In the first fortnight of October, foreign investors net cashed 19 million shares worth VND800 billion ($41 million) of domestic stocks, compared to 25 million and VND1.1 trillion ($56.4 million) in September and 15 million and VND800 billion ($41 million) in August, according to HoSE statistics.
Nguyen Son, head of State Securities Commission’s Market Development Department, said he had worked with HSBC and Citi, realising that there would be small chunks of foreign portfolio investment (FPI) money into Vietnam.
“Foreign investors were recently net buyers of Vietnamese stocks, but compared to the whole market trading activities, it is just on a small scale,” said Son.
Son did not reveal the exact figure of FPI cashed, but StoxPlus financial media company’s chief executive officer Nguyen Quang Thuan said there were only net inflows of around $500 million from a Japanese fund in the year to date.
“Vietnam’s stock market moved in a tight range for several months this year. Therefore, most FPI sources were engaged in private equity deals, not listed stocks,” said Vo Tri Thanh, deputy director of the Ministry of Planning and Investment’s Central Institute for Economic Management (CIEM).

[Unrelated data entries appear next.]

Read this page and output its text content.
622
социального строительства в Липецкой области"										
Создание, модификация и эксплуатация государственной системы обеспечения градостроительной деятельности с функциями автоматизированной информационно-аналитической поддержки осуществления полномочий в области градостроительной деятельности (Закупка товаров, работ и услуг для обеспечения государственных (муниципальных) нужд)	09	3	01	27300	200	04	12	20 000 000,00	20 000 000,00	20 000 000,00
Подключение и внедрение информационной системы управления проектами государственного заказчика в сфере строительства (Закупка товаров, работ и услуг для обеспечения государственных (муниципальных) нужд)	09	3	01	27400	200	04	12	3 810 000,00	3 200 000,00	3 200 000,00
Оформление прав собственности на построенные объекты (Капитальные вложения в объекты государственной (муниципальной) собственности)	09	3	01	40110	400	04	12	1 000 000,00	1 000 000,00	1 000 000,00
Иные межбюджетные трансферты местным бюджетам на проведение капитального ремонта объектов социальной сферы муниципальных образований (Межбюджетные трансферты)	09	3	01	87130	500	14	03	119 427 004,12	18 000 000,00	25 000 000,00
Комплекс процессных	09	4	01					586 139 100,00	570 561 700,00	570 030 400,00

Dao Phuc Tuong, Singapore-based APS Asset Management PTe Ltd’s investment manager, said he had organised Vietnam trips for several cash-rich foreign institutional investors to secure investment opportunities. However, they kept a cautious view of the Vietnamese market.
“Some investors said nothing after visits while one institutional investor said it will come back in three years,” said Tuong.
Foreign exchange concerns weighed heavily on potential investors, said Tuong. Vietnam has weakened the dong twice with nearly 10 per cent adjustments in the last 12 months.
Market analysts said that thanks to strong fundamentals, emerging markets were attractive to foreign investors. Recent research by International Institute of Finance estimated the flows to emerging markets hit $186 billion in 2010, three times higher than the 2005-2009 period.
Overseas investors pumped most cash into emerging-market equities since late 2007 with net inflows of over $6 billion in the week ended October 6 and Asia bond funds attracted more capital on further signs growth in developed nations is slowing, according to fund tracker EPFR Global.